El Grupo Folklórico de La Palma celebró la ya tradicional ‘Fiesta del pan’, en la que los activos palmesanos se rodean de amigos para celebrar una magnífica jornada de convivencia jalonada de bailes, música y manjares gastronómicos de nuestra tierra en torno a más original árbol navideño.



Cartagena de Hoy ha vuelto a tener la gran fortuna de ser invitados por la familia del folclore para pasar una de esas jornadas que quedan huella, pues la amistad, los sonidos y el sabor envuelve a todos.

Es la ‘Fiesta del pan’, un producto que se elabora de forma tradicional en el horno, comenzando el trabajo de los folclóricos palmesanos desde las cuatro de la mañana. El resultado es un manjar, que durante la jornada acompañará a los demás productos de la tierra que van ofreciendo los anfitriones (caldo con pelotas, ensaladas con aceitunas, boquerones, embutidos, dulces…), algunos de ellos elaborados en el mismo lugar, como las migas y el arroz. Y todo regado con diversas bebidas, entre las que no faltó el vino del terreno.

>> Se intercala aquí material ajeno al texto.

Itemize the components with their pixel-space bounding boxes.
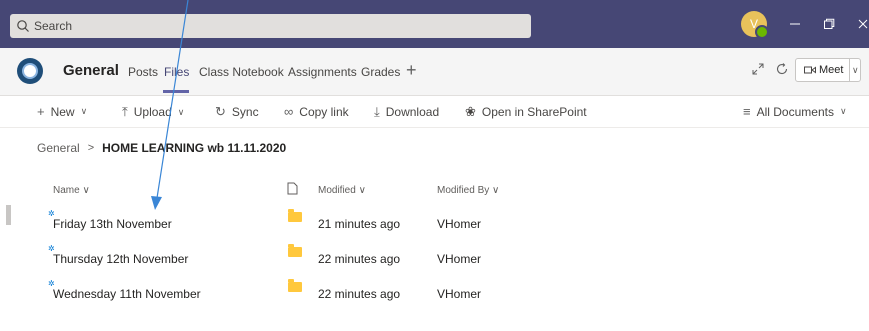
modified-by: VHomer (437, 217, 482, 231)
plus-icon: + (37, 104, 45, 119)
sync-label: Sync (231, 105, 259, 119)
refresh-icon[interactable] (775, 62, 789, 81)
breadcrumb-root[interactable]: General (37, 141, 80, 155)
close-icon (858, 19, 868, 29)
search-icon (16, 19, 30, 33)
file-name[interactable]: Wednesday 11th November (53, 287, 201, 301)
file-name[interactable]: Friday 13th November (53, 217, 172, 231)
chevron-down-icon[interactable]: ∨ (850, 65, 860, 76)
chevron-down-icon: ∨ (492, 185, 500, 196)
tab-grades[interactable]: Grades (361, 65, 400, 79)
sync-button[interactable]: ↻ Sync (215, 104, 259, 120)
modified-by: VHomer (437, 287, 482, 301)
tab-class-notebook[interactable]: Class Notebook (199, 65, 284, 79)
minimize-icon (790, 23, 800, 25)
search-placeholder: Search (34, 19, 73, 33)
upload-icon: ⤒ (122, 104, 128, 119)
avatar[interactable]: V (741, 11, 769, 39)
folder-icon (288, 209, 302, 222)
view-label: All Documents (756, 104, 834, 119)
meet-button[interactable]: Meet ∨ (795, 58, 861, 82)
team-logo (17, 58, 43, 84)
list-view-icon: ≡ (743, 104, 751, 119)
minimize-button[interactable] (785, 14, 805, 34)
chevron-right-icon: > (87, 142, 95, 154)
upload-button[interactable]: ⤒ Upload ∨ (122, 104, 184, 120)
tab-files[interactable]: Files (164, 65, 189, 79)
column-header-modified-by[interactable]: Modified By ∨ (437, 185, 499, 196)
folder-icon (288, 244, 302, 257)
download-icon: ⤓ (374, 104, 380, 119)
open-sharepoint-label: Open in SharePoint (481, 105, 587, 119)
copy-link-button[interactable]: ∞ Copy link (284, 104, 349, 119)
tab-posts[interactable]: Posts (128, 65, 158, 79)
modified-time: 22 minutes ago (318, 287, 401, 301)
chevron-down-icon: ∨ (82, 185, 90, 196)
search-input[interactable]: Search (10, 14, 531, 38)
open-in-sharepoint-button[interactable]: ❀ Open in SharePoint (465, 104, 587, 120)
new-label: New (50, 104, 75, 119)
sync-icon: ↻ (215, 104, 226, 119)
presence-available-icon (755, 25, 769, 39)
modified-time: 21 minutes ago (318, 217, 401, 231)
download-label: Download (385, 105, 440, 119)
restore-icon (824, 18, 835, 29)
tab-assignments[interactable]: Assignments (288, 65, 357, 79)
close-button[interactable] (853, 14, 869, 34)
breadcrumb: General > HOME LEARNING wb 11.11.2020 (37, 141, 286, 155)
meet-label-wrap: Meet (796, 59, 851, 81)
breadcrumb-current: HOME LEARNING wb 11.11.2020 (102, 141, 287, 155)
file-type-icon[interactable] (287, 182, 298, 198)
meet-label: Meet (819, 64, 844, 76)
video-camera-icon (804, 66, 816, 74)
upload-label: Upload (133, 105, 172, 119)
maximize-button[interactable] (819, 14, 839, 34)
chevron-down-icon: ∨ (358, 185, 366, 196)
expand-icon[interactable] (751, 62, 765, 81)
table-row[interactable]: ✲ Wednesday 11th November 22 minutes ago… (0, 275, 869, 309)
chevron-down-icon: ∨ (80, 106, 88, 116)
active-tab-indicator (163, 90, 189, 93)
modified-time: 22 minutes ago (318, 252, 401, 266)
download-button[interactable]: ⤓ Download (374, 104, 439, 120)
link-icon: ∞ (284, 104, 294, 119)
table-row[interactable]: ✲ Friday 13th November 21 minutes ago VH… (0, 205, 869, 239)
file-name[interactable]: Thursday 12th November (53, 252, 188, 266)
column-header-modified[interactable]: Modified ∨ (318, 185, 366, 196)
sharepoint-icon: ❀ (465, 104, 476, 119)
channel-title: General (63, 62, 119, 79)
copy-link-label: Copy link (299, 104, 349, 119)
view-selector[interactable]: ≡ All Documents ∨ (743, 104, 847, 119)
add-tab-button[interactable]: + (406, 60, 417, 81)
table-row[interactable]: ✲ Thursday 12th November 22 minutes ago … (0, 240, 869, 274)
column-header-name[interactable]: Name ∨ (53, 185, 90, 196)
chevron-down-icon: ∨ (839, 106, 847, 116)
new-button[interactable]: + New ∨ (37, 104, 87, 119)
folder-icon (288, 279, 302, 292)
chevron-down-icon: ∨ (177, 106, 185, 117)
modified-by: VHomer (437, 252, 482, 266)
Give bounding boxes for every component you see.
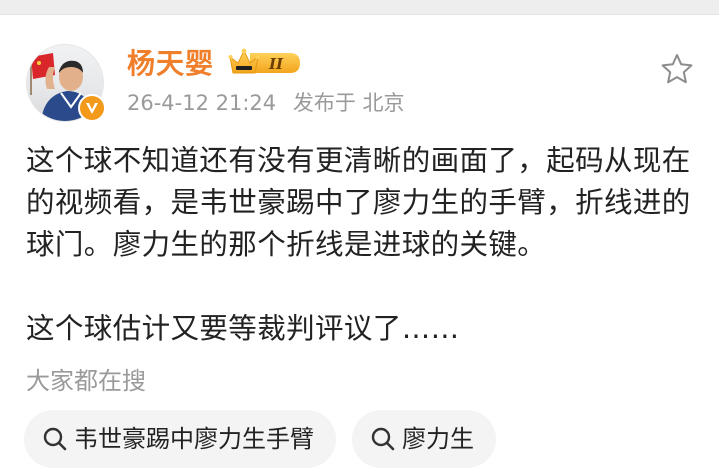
post-meta: 26-4-12 21:24 发布于 北京 <box>127 88 415 118</box>
vip-level-text: II <box>268 55 284 73</box>
search-chip[interactable]: 韦世豪踢中廖力生手臂 <box>24 410 336 468</box>
post-source: 发布于 北京 <box>292 91 405 115</box>
search-icon <box>43 427 67 451</box>
search-icon <box>371 427 395 451</box>
avatar[interactable] <box>26 44 106 122</box>
post-timestamp: 26-4-12 21:24 <box>127 91 277 115</box>
star-outline-icon[interactable] <box>660 52 694 86</box>
post-paragraph: 这个球不知道还有没有更清晰的画面了，起码从现在的视频看，是韦世豪踢中了廖力生的手… <box>26 144 691 261</box>
username[interactable]: 杨天婴 <box>127 44 214 84</box>
post-content: 这个球不知道还有没有更清晰的画面了，起码从现在的视频看，是韦世豪踢中了廖力生的手… <box>26 140 698 350</box>
vip-crown-badge-icon[interactable]: II <box>228 47 302 79</box>
trending-search-chips: 韦世豪踢中廖力生手臂 廖力生 <box>24 410 496 468</box>
verified-badge-icon <box>78 94 106 122</box>
trending-search-label: 大家都在搜 <box>26 367 146 395</box>
search-chip-label: 廖力生 <box>402 425 474 453</box>
search-chip-label: 韦世豪踢中廖力生手臂 <box>74 425 314 453</box>
top-divider-strip <box>0 0 719 15</box>
search-chip[interactable]: 廖力生 <box>352 410 496 468</box>
post-paragraph: 这个球估计又要等裁判评议了…… <box>26 312 460 345</box>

Pedro, Pepe y Ramón forman la cúpula directiva del grupo de folclore ‘Ciudad de Cartagena’, pero lo que se desprende es que todos forman una gran familia. Son paladines de las tradiciones, entre las que se incluye ser un buen anfitrión, el que se esfuerza porque sus invitados estén a gusto y que disfruta si lo consigue. Nuevamente lo han conseguido.



Entre los asistentes se encontraban artistas como el pintor Pedro Diego Pérez Casanova y el escultor Fernando Sáenz de Elorrieta. También acudió el presidente de la agrupación de Portapasos de la Virgen de la Piedad, José Jesús Guillén, quien disfrutó de otro ambiente de la Casa del Folclore con respecto al que tiene cuando acoge el certamen de saetas que organiza el colectivo procesionista. También estaban el presidente de la Junta Vecinal, Pedro Obradors, y los concejales Noelia Arroyo, María Casajús, María José Soler y Carlos Piñana, quien cogió la guitarra para acompañar los brotes que se sucedieron de música tradicional y bailes.



Un aliciente cada año es el árbol navideño. El pasado año estaba formado por sillas con bolas de trapos. El elegido este año se ha elaborado con refajos antiguos y recortes con las palomas que figuraban en un vestido que le confeccionaron a Josefa Cegarra Galindo, vecina de Los Molinos Gallegos, en 1896, del que el grupo folclórico ha llevado a cabo una réplica, explicaba a este diario el presidente, Pedro Gómez.